In the current blog, I will share the research on Fucoidan by Dr. Miyazaki (Kyushu University), one of the leading researchers on Fucoidan in Japan. I would also like to explain the research content on fucoidan immunomodulatory action, one of the essential items.

So far, all fucoidan-related studies have reported bioactivities such as anti-cancer activity and immunomodulatory activity. However, Dr. Miyazaki’s research has made clear that by using Cladosiphon okamuranus (Okinawa mozuku), Undria pinnatifida (Mekabu), and Agaricus blazei (Agaricus) mycelium extract powder effectively enhances antitumor immunity in collaboration with the NPO Fucoidan Research Institute.

In their study, by clarifying the interrelationship of signaling pathways involved in immune enhancement induced by fucoidan and β-glucan stimulation, the activation of macrophages was used as an index for fucoidan derived from Okinawa mozuku and β-glucan derived from Saccharomyces cerevisiae. So, we compared the effects of the combination.

Furthermore, in their test, the mouse macrophage-like cell line RAW264 cells, a macrophage cell model often used in immunological studies, was supplemented with fucoidan derived from Okinawa mozuku and zymosan which is a type of β-glucan, in a culture test. They examined macrophage activation by measuring the amount of nitric oxide (NO) and tumor necrosis factor-α (TNF-α) in the culture medium supernatant after 24-hour culture by the grease method and enzyme-linked immunosorbent assay (ELISA) method.
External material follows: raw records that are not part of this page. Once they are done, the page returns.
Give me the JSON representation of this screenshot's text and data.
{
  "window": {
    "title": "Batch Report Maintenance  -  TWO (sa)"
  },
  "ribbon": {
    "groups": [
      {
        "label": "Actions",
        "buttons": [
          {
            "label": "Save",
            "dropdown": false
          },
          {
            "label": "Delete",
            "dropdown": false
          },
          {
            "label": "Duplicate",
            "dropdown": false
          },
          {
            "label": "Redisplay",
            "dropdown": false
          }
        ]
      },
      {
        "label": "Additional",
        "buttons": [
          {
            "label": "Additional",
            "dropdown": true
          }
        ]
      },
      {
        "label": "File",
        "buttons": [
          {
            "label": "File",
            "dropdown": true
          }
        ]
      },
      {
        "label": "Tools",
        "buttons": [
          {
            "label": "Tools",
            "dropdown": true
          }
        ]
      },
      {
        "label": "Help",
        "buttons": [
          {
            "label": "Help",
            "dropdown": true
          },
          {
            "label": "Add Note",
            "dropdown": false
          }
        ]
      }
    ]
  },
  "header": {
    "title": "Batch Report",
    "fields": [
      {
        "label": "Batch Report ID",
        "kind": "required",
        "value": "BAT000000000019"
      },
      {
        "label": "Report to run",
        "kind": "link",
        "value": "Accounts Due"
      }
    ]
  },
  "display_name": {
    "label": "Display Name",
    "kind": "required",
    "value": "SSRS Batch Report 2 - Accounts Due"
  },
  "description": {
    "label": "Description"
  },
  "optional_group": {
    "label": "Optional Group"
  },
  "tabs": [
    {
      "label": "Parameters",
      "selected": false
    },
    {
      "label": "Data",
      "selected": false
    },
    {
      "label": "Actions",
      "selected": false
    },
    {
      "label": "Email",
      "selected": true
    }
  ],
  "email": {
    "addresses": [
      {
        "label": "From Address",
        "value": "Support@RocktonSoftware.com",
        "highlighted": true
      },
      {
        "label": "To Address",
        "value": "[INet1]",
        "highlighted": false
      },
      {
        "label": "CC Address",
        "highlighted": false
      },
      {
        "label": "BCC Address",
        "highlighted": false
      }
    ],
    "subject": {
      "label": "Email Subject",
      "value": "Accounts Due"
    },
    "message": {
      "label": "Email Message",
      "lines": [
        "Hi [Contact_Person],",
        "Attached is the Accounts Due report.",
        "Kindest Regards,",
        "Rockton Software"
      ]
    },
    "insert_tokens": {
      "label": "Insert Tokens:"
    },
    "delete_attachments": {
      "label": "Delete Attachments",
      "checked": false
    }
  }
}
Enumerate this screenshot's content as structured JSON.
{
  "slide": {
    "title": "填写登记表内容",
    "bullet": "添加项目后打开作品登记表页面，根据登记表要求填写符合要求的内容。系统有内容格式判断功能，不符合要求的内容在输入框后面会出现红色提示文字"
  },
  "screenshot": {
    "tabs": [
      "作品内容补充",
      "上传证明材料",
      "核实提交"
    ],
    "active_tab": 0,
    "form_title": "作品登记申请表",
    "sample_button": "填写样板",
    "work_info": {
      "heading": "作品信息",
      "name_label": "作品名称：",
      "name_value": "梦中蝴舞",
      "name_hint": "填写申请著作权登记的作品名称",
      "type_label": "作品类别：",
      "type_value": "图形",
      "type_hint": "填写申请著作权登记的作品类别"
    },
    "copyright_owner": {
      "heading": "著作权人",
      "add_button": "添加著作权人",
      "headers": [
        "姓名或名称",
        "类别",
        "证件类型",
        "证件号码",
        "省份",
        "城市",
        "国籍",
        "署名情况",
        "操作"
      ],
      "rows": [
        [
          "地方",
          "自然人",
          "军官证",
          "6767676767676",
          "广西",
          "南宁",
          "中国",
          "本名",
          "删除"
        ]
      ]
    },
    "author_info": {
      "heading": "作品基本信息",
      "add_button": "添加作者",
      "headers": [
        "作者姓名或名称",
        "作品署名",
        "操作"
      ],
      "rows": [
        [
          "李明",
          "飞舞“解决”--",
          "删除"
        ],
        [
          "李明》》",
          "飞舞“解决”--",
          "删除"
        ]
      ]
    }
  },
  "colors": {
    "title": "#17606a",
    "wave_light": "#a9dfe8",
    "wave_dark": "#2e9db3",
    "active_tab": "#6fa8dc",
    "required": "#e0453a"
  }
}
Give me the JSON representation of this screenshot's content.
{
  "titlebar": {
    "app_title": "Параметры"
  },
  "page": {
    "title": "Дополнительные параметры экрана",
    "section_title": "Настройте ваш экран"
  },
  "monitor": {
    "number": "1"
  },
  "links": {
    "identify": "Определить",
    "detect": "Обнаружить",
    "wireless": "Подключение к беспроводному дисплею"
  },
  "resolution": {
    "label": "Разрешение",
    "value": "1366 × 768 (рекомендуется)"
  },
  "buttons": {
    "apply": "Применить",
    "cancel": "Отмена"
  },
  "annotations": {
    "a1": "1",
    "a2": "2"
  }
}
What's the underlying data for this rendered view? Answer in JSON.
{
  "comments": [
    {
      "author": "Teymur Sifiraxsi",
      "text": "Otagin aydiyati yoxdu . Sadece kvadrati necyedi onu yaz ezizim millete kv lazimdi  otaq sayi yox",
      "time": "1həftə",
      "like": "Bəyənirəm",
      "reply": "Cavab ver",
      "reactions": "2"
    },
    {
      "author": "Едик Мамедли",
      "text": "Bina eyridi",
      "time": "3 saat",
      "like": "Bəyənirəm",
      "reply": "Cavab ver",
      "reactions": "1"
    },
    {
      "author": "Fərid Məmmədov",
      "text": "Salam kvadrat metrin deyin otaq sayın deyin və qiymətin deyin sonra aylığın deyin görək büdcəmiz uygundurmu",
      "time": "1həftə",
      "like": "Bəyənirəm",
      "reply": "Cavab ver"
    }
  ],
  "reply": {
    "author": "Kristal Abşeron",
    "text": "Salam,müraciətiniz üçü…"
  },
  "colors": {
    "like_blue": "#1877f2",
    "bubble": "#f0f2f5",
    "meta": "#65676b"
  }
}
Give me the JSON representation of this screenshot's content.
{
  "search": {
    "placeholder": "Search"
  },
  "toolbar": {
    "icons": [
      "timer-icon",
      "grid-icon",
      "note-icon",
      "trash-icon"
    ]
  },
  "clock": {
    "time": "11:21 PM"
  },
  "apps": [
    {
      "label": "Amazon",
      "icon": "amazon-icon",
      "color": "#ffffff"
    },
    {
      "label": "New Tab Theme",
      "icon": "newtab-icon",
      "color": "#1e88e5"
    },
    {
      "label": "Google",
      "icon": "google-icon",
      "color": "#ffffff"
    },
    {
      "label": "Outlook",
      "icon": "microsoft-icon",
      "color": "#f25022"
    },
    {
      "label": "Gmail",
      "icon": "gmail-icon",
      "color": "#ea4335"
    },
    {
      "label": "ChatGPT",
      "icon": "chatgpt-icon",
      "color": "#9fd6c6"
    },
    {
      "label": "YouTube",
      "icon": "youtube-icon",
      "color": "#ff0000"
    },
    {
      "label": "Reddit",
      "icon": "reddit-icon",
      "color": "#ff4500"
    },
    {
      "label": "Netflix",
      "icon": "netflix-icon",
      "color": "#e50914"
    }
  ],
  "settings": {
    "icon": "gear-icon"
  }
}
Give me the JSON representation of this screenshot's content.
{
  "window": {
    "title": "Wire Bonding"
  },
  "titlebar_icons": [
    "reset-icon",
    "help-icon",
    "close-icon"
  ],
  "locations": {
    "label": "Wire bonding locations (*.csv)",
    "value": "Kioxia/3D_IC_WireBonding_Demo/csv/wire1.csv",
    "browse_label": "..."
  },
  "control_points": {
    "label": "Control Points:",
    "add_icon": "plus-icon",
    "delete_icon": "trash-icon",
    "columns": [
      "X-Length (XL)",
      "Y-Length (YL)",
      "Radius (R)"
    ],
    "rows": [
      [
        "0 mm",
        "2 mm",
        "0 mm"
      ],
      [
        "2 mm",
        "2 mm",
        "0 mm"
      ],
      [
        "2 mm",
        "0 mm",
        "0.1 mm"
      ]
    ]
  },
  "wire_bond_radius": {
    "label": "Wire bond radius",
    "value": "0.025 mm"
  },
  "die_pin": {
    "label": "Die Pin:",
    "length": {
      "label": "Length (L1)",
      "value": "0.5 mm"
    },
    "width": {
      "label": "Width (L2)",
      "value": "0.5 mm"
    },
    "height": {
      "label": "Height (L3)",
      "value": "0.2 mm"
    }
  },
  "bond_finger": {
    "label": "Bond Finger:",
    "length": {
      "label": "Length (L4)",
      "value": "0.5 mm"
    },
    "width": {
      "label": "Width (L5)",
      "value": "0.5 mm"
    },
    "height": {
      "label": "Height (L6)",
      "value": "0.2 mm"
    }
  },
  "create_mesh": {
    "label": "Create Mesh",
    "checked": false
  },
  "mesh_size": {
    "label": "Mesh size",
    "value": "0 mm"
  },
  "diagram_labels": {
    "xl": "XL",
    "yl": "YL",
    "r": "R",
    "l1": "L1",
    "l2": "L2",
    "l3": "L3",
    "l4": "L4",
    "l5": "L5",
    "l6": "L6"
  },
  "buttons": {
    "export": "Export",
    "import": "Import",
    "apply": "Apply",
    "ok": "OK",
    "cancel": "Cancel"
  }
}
As a result, they were confirming fucoidan and zymosan increase NO and TNF-α production in RAW264 cells in a dose-dependent manner at a concentration that does not affect cell proliferation. Therefore, it was suggested that the combined use of fucoidan and zymosan has an additive enhancing effect on macrophage function (See Fig. 1).

Using a reagent (methyl-β-cyclodextrin) that disrupts the structure on the cell membrane where the zymosan receptor is thought to be present, and as treating RAW264 cells before sample addition. Later, the additive effect of Zymozan and fucoidan toward NO and TNF-α production was diminished. On the other hand, in RAW264 cells in which phagocytosis was inhibited using a drug (Cytocalan D) that arrests the phagocytic action of macrophages, a proliferative effect on NO and TNF-α production by fucoidan equivalent to that in untreated cells was observed (See Fig. 2). From this point, it was suggested that fucoidan contains its physiological function by acting directly on the cell membrane without phagocytosis and decomposition.

The above results indicated that fucoidan acts on the cell membrane, and its effect is additively proliferated by β-glucan stimulation. Thus, it is expected to work the combined use of fucoidan and β-glucan is effective in the activation function of macrophages.